This past. Dragging on cigarettes and waiting, looking out from the window of his box for lights; wait, angry, until the car pulls slowly into drive, the trampy predator crass, and shimmering.
Enough. He start-up jumps out of anxiousness and a door, roll downs narrow hall, skip-stepped descent the half flight, through foyer and pass thresholds into open space, the vehicle eats him talking, even before the momentum shallows.
Calm, blanched cracked vinyl seats and plastic molded paneling, wrapped in faded sun burnt colors like Picasso’s blue period and high, the cold Chicago winter seeping in, Mick and Sasha share a blunt as the earth’s spin carries the Mustang through pulsing networks of raw electron light, bluegrass trope and lanes’ arterial meandering.
The frolic.
They arrive upstairs, step through into living room, painted gray walls, sparsely furnished – one couch, one coffee table.

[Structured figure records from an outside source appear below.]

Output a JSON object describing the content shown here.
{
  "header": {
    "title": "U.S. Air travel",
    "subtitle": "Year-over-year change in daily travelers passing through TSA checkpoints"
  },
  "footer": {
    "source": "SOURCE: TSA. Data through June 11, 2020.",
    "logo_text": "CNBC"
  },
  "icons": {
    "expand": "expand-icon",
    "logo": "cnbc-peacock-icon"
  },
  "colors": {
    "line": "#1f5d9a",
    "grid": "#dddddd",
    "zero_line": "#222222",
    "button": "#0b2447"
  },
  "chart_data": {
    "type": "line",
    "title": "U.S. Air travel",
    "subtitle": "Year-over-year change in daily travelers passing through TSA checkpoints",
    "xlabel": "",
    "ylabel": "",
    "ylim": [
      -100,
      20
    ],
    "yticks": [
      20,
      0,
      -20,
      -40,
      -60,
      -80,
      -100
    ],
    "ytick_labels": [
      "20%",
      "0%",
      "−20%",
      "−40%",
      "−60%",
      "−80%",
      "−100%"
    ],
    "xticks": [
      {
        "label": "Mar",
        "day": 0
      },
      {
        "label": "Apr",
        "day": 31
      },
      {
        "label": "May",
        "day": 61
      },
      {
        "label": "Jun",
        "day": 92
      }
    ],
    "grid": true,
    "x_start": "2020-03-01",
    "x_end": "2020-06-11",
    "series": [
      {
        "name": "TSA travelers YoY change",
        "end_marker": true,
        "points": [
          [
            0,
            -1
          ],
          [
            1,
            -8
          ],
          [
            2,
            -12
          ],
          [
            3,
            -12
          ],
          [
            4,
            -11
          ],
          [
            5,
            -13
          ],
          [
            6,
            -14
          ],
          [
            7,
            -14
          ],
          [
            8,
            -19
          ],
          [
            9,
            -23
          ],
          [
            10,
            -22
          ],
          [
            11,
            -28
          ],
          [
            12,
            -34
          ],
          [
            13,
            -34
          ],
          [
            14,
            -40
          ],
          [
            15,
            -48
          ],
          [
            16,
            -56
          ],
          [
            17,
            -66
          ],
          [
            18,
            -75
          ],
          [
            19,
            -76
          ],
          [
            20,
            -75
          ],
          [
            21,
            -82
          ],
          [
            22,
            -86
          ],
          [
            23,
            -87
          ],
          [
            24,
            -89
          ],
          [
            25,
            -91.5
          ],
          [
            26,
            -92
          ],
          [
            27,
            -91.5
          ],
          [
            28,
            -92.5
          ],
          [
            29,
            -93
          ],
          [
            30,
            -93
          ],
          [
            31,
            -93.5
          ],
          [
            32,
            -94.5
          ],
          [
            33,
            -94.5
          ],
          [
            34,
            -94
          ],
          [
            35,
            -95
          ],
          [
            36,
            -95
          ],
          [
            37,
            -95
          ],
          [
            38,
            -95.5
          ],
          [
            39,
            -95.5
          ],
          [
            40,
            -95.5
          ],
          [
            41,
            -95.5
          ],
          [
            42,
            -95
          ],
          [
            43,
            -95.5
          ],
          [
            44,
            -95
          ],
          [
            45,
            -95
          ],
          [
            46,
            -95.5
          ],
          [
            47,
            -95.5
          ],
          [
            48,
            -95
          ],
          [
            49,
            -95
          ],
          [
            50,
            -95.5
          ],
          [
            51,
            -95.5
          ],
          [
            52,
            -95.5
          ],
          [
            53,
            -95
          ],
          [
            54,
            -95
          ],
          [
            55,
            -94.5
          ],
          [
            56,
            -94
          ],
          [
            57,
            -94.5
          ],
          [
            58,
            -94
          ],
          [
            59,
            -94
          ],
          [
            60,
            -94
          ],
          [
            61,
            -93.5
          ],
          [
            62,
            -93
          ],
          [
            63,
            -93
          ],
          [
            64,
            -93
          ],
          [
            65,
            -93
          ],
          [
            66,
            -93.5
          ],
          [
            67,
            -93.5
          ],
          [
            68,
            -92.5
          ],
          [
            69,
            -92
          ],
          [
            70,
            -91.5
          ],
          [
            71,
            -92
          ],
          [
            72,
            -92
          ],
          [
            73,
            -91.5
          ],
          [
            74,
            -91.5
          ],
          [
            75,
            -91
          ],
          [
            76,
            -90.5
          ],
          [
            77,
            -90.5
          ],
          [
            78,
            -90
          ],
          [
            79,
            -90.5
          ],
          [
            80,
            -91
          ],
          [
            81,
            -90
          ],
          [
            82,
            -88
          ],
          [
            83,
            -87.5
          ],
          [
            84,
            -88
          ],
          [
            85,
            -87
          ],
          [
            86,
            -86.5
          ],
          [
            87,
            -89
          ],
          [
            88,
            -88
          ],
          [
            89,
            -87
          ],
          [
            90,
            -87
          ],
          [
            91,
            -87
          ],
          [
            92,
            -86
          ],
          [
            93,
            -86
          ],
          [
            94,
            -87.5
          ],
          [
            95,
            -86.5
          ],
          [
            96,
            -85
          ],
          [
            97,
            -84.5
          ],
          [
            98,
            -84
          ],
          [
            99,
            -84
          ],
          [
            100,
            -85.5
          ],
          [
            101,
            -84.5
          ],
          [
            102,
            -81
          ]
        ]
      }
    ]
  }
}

Other kids milling about, kissing, talking, smoking; Sasha lanky in dirty blue jeans, the softest, and Father’s old suede jacket.
A fellow lingers in the corner. He pushes his hair back, he hadn’t washed it. People were drinking too, no supervision and everything laid out easy to jump. Many had not washed their hair. It made Mick sick, it made everybody in the neighborhood sick. Mick, lived on the border of this town, it sickened him most.
The rooms were awash in noise – riffing guitars, laughter, conversation. The boys were warm, well oiled. Mouths dried; Mick and Sasha went to the porch, outside before a giant bonfire where some elder burned his Japanese motorcycle in honor of a new Harley Davidson.
She was always the one, because young, there is little else, Sasha soon telling her, “I am thinking of a story. I call it, ‘Still Life of a Beer.’ Want to hear it?”
She answered with soft commitment, ”sure, I guess. I’ve never heard of it.”
“Of course not, it’s mine.”
“Yeah?” She smiles.
“OK.” Sasha pauses a minute, not for drama, but to put together the thoughts, have to write it now, she’s waiting…
“This man hated beer his whole life – now he wants to try it.” Sasha draws from the beer, it is in a can, icy from a cooler.
“He just finds the idea of a cold beer desirable suddenly so he buys himself a nice domestic brand and keeps his refrigerator at its coldest. Only after the beer is ice cold, the bottles frosted, and only from a glass bottle, does he begin to drink them.”
“G-d! I just want to kiss you. Break out of this bullshit.” He never tells her in this silence. She is looking at him, waiting.
“Soon he drinks ice cold beer every night in the privacy of his own home. One night he says to his wife, while she cooks, “Here baby, try a sip. It’s ice cold – real good this way.” She takes the bottle and drinks a small portion. Her face grimaces and she looks repulsed. “You don’t like it? Even ice cold?” he offers. “No! It’s disgusting,” she volleys. “Hmmph,” he can’t be agreeable, he wants to drink more, the amber fire, freezing, rolls into his guts, “I am beginning to think ice cold beer is a brilliant drink.” He takes a long swig. She tells him how sad it is that a man feels the need to drink alone.”
Sasha finishes the can with a long swig and pulls a smoke from his pack, lights her’s first, his after.
“I don’t get it.” The girl remarks, handling the lapel of his jacket.
“There’s nothing to get, really. It’s yours do to as you please with.” Sasha answers.
“You’re strange.” She responds.
“Why?” – Sasha.
“You just are.”
He sits in the kitchen of the house alone, his mind shoveled empty, Sasha lays his head on his standing palm. A glinted light, fluorescent, plays off his lighter. He looks over the fire device and notes, caught in the hot chrome housing, Bhutan.
Sasha, reaching out, sets fire to the tablecloth and thinks of a foreign land.